Perhaps it is the No. 48 crew’s fault that they kept him up front at Bristol long enough this past August to get hooked into the fence by Juan Pablo Montoya, after leading 191 laps? Using this logic, Johnson should have been swapped out for Jeff Gordon earlier in the season to give him a shot at a fifth title – or even Dale Earnhardt, Jr. for an opportunity to merely win a race.
What happens if Knaus botches a pit call or runs it out of gas? Do Steve Letarte or Alan Gustafson start picking up their gear for a jog down to the silver and blue war wagon? Sure, RCR may swapped crews between the Nos. 29 and 33 teams, but at least they had the decency to do it post-race.
Taking everything into consideration, I see the No. 48 crew being made a scapegoat of sorts. It’s masking a lack of confidence in either the driver, crew chief, or entire organization that has led what has been the most dominant team in NASCAR since Petty’s Plymouths and Dodges ruled the roost in the early-mid 1970s, a maneuver setting up the most visible racing team in American motorsports for a major league choke job.
So instead of rallying the troops and giving them an opportunity to redeem themselves at a track that they have won at four times in the last six starts – the others being a fourth and a third – you hit the eject button, then swap out the crew of the No. 24 car. It is not only uncharacteristic and unfortunate, but also almost unfathomable for this bunch. Is there any driver/crew chief/crew in history that has been synonymous with each other as the triad of Johnson/Knaus/and the No. 48 Lowe’s team?
Some may call this a tactical error. Others, such as Denny Hamlin’s crew chief Mike Ford, have deemed it, “kind of a desperation move.” That quote may have been simply some post-win exuberance, braggadocios bravado, or maybe a bit of psychological warfare, but it really is hard to find fault with his comments.
Ford continued on, saying, “I think our race team is better than their race team, and I’m not going to tiptoe around them because of where they’re at. I’m going to do what it’s going to require for us to win a championship and beat them. Not that I’m playing dirty by any means, but we’ll take what’s ours, and I’m not afraid to go toe-to-toe with them.”
In this game of Championship Chase Chicken, it looks like Chad Knaus and Hendrick Motorsports blinked first. Should the No. 48 crew rally and win the title, it will carry a bit of a stigma to it, having had to use half of the race day manpower of Hendrick Motorsports to beat the core group of the No. 11 FedEx team.
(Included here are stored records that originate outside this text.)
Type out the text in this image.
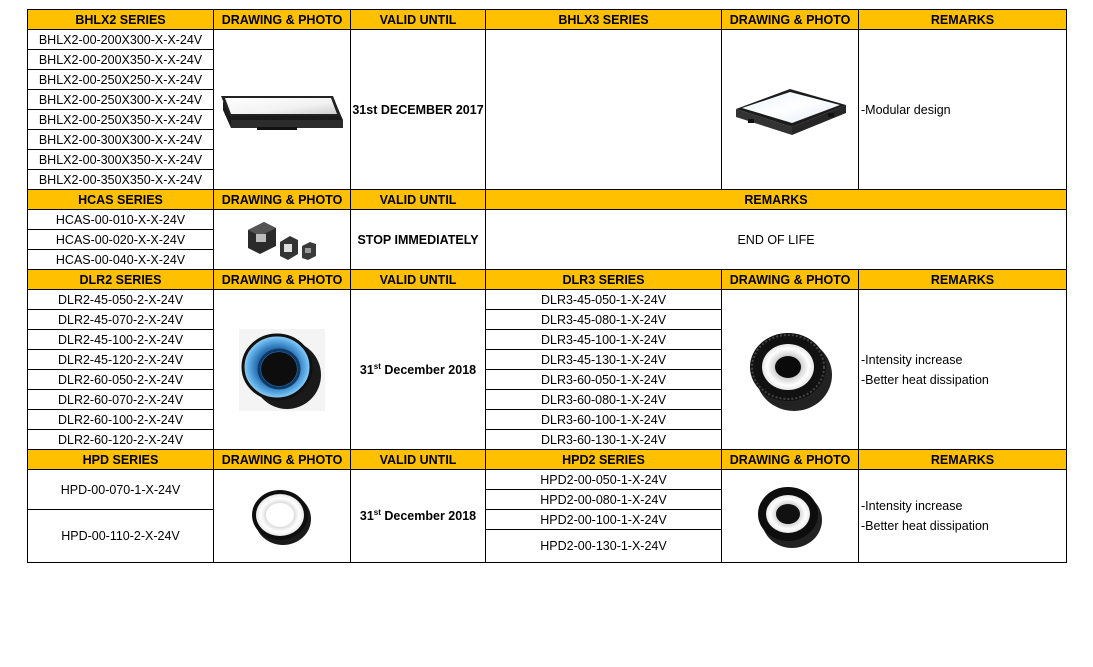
BHLX2 SERIES	DRAWING & PHOTO	VALID UNTIL	BHLX3 SERIES	DRAWING & PHOTO	REMARKS
BHLX2-00-200X300-X-X-24V		31st DECEMBER 2017			-Modular design

BHLX2-00-200X350-X-X-24V					
BHLX2-00-250X250-X-X-24V					
BHLX2-00-250X300-X-X-24V					
BHLX2-00-250X350-X-X-24V					
BHLX2-00-300X300-X-X-24V					
BHLX2-00-300X350-X-X-24V					
BHLX2-00-350X350-X-X-24V					
HCAS SERIES	DRAWING & PHOTO	VALID UNTIL	REMARKS		
HCAS-00-010-X-X-24V		STOP IMMEDIATELY	END OF LIFE		
HCAS-00-020-X-X-24V					
HCAS-00-040-X-X-24V					
DLR2 SERIES	DRAWING & PHOTO	VALID UNTIL	DLR3 SERIES	DRAWING & PHOTO	REMARKS
DLR2-45-050-2-X-24V		31st December 2018	DLR3-45-050-1-X-24V		-Intensity increase
-Better heat dissipation

DLR2-45-070-2-X-24V			DLR3-45-080-1-X-24V		
DLR2-45-100-2-X-24V			DLR3-45-100-1-X-24V		
DLR2-45-120-2-X-24V			DLR3-45-130-1-X-24V		
DLR2-60-050-2-X-24V			DLR3-60-050-1-X-24V		
DLR2-60-070-2-X-24V			DLR3-60-080-1-X-24V		
DLR2-60-100-2-X-24V			DLR3-60-100-1-X-24V		
DLR2-60-120-2-X-24V			DLR3-60-130-1-X-24V		
HPD SERIES	DRAWING & PHOTO	VALID UNTIL	HPD2 SERIES	DRAWING & PHOTO	REMARKS
HPD-00-070-1-X-24V		31st December 2018	HPD2-00-050-1-X-24V		-Intensity increase
-Better heat dissipation

			HPD2-00-080-1-X-24V		
HPD-00-110-2-X-24V			HPD2-00-100-1-X-24V		
			HPD2-00-130-1-X-24V		
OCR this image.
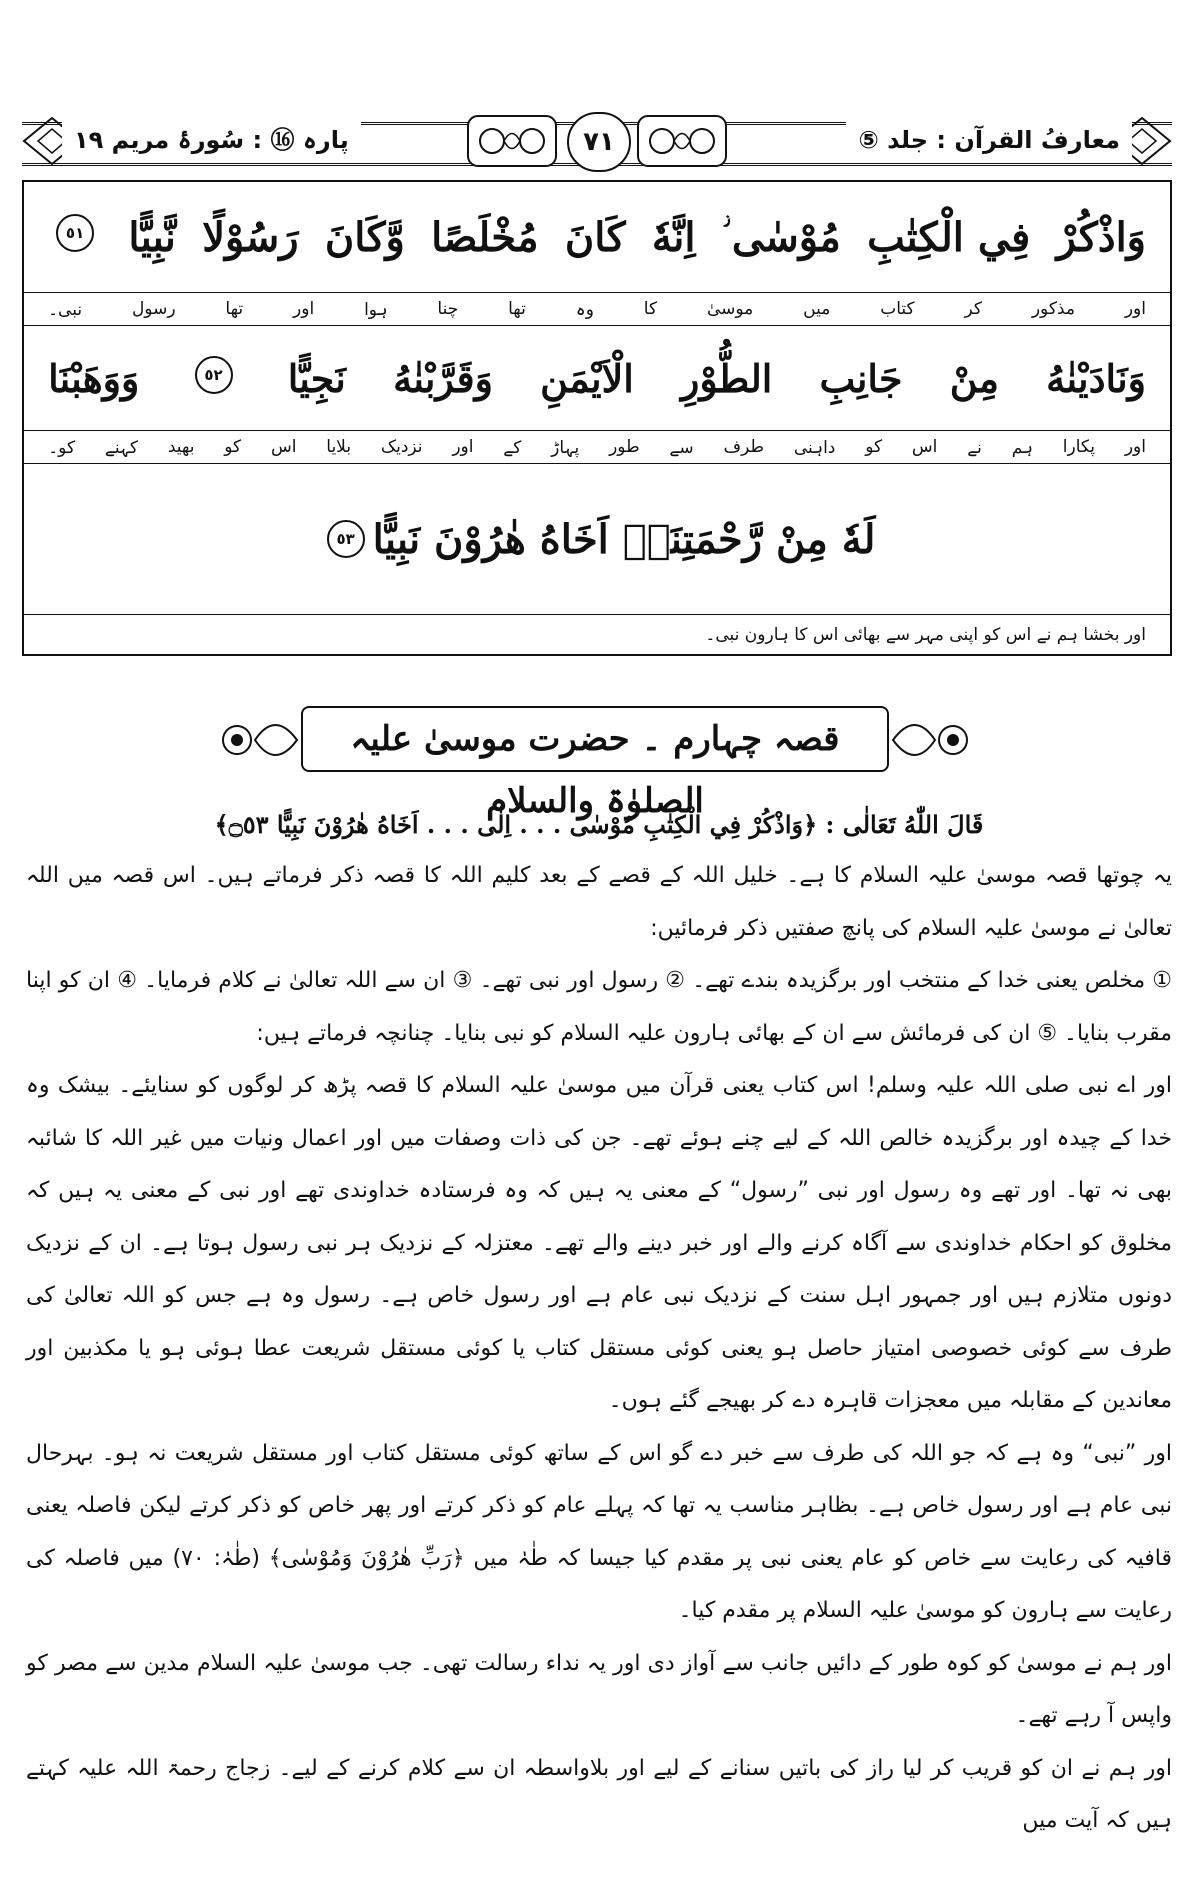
معارفُ القرآن : جلد ⑤
٧١
پارہ ⑯ : سُورۂ مریم ١٩
وَاذْكُرْ
فِي الْكِتٰبِ
مُوْسٰى ؗ
اِنَّهٗ
كَانَ
مُخْلَصًا
وَّكَانَ
رَسُوْلًا
نَّبِيًّا
٥١
اور
مذکور
کر
کتاب
میں
موسیٰ
کا
وہ
تھا
چنا
ہوا
اور
تھا
رسول
نبی۔
وَنَادَيْنٰهُ
مِنْ
جَانِبِ
الطُّوْرِ
الْاَيْمَنِ
وَقَرَّبْنٰهُ
نَجِيًّا
٥٢
وَوَهَبْنَا
اور
پکارا
ہم
نے
اس
کو
داہنی
طرف
سے
طور
پہاڑ
کے
اور
نزدیک
بلایا
اس
کو
بھید
کہنے
کو۔
لَهٗ مِنْ رَّحْمَتِنَاۤ اَخَاهُ هٰرُوْنَ نَبِيًّا
٥٣
اور بخشا ہم نے اس کو اپنی مہر سے بھائی اس کا ہارون نبی۔
قصہ چہارم ۔ حضرت موسیٰ علیہ الصلوٰۃ والسلام
قَالَ اللّٰهُ تَعَالٰى : ﴿وَاذْكُرْ فِي الْكِتٰبِ مُوْسٰى . . . اِلٰى . . . اَخَاهُ هٰرُوْنَ نَبِيًّا ۝٥٣﴾

یہ چوتھا قصہ موسیٰ علیہ السلام کا ہے۔ خلیل اللہ کے قصے کے بعد کلیم اللہ کا قصہ ذکر فرماتے ہیں۔ اس قصہ میں اللہ تعالیٰ نے موسیٰ علیہ السلام کی پانچ صفتیں ذکر فرمائیں:

① مخلص یعنی خدا کے منتخب اور برگزیدہ بندے تھے۔ ② رسول اور نبی تھے۔ ③ ان سے اللہ تعالیٰ نے کلام فرمایا۔ ④ ان کو اپنا مقرب بنایا۔ ⑤ ان کی فرمائش سے ان کے بھائی ہارون علیہ السلام کو نبی بنایا۔ چنانچہ فرماتے ہیں:

اور اے نبی صلی اللہ علیہ وسلم! اس کتاب یعنی قرآن میں موسیٰ علیہ السلام کا قصہ پڑھ کر لوگوں کو سنایئے۔ بیشک وہ خدا کے چیدہ اور برگزیدہ خالص اللہ کے لیے چنے ہوئے تھے۔ جن کی ذات وصفات میں اور اعمال ونیات میں غیر اللہ کا شائبہ بھی نہ تھا۔ اور تھے وہ رسول اور نبی ”رسول“ کے معنی یہ ہیں کہ وہ فرستادہ خداوندی تھے اور نبی کے معنی یہ ہیں کہ مخلوق کو احکام خداوندی سے آگاہ کرنے والے اور خبر دینے والے تھے۔ معتزلہ کے نزدیک ہر نبی رسول ہوتا ہے۔ ان کے نزدیک دونوں متلازم ہیں اور جمہور اہل سنت کے نزدیک نبی عام ہے اور رسول خاص ہے۔ رسول وہ ہے جس کو اللہ تعالیٰ کی طرف سے کوئی خصوصی امتیاز حاصل ہو یعنی کوئی مستقل کتاب یا کوئی مستقل شریعت عطا ہوئی ہو یا مکذبین اور معاندین کے مقابلہ میں معجزات قاہرہ دے کر بھیجے گئے ہوں۔

اور ”نبی“ وہ ہے کہ جو اللہ کی طرف سے خبر دے گو اس کے ساتھ کوئی مستقل کتاب اور مستقل شریعت نہ ہو۔ بہرحال نبی عام ہے اور رسول خاص ہے۔ بظاہر مناسب یہ تھا کہ پہلے عام کو ذکر کرتے اور پھر خاص کو ذکر کرتے لیکن فاصلہ یعنی قافیہ کی رعایت سے خاص کو عام یعنی نبی پر مقدم کیا جیسا کہ طٰہٰ میں ﴿رَبِّ هٰرُوْنَ وَمُوْسٰى﴾ (طٰہٰ: ٧٠) میں فاصلہ کی رعایت سے ہارون کو موسیٰ علیہ السلام پر مقدم کیا۔

اور ہم نے موسیٰ کو کوہ طور کے دائیں جانب سے آواز دی اور یہ نداء رسالت تھی۔ جب موسیٰ علیہ السلام مدین سے مصر کو واپس آ رہے تھے۔

اور ہم نے ان کو قریب کر لیا راز کی باتیں سنانے کے لیے اور بلاواسطہ ان سے کلام کرنے کے لیے۔ زجاج رحمۃ اللہ علیہ کہتے ہیں کہ آیت میں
However, if Knaus and the new pseudo-48 bunch fails to come back, how much of it will be attributed to not playing as a team, staying together, and leaning on the family that just made history last year by becoming the only team to have won four consecutive championship in this or any era in NASCAR?
It isn’t typically the last race that determines the champion in NASCAR, but the events that happen two or three weeks before the final checkered flag of the season. No matter the outcome of the 2010 Chase for the Championship, there is a pretty good chance that Texas will have been the watershed moment that dictated either an unprecedented fifth title for Jimmie Johnson and the No. 48 team – or a first for Denny Hamlin and the No. 11 crew.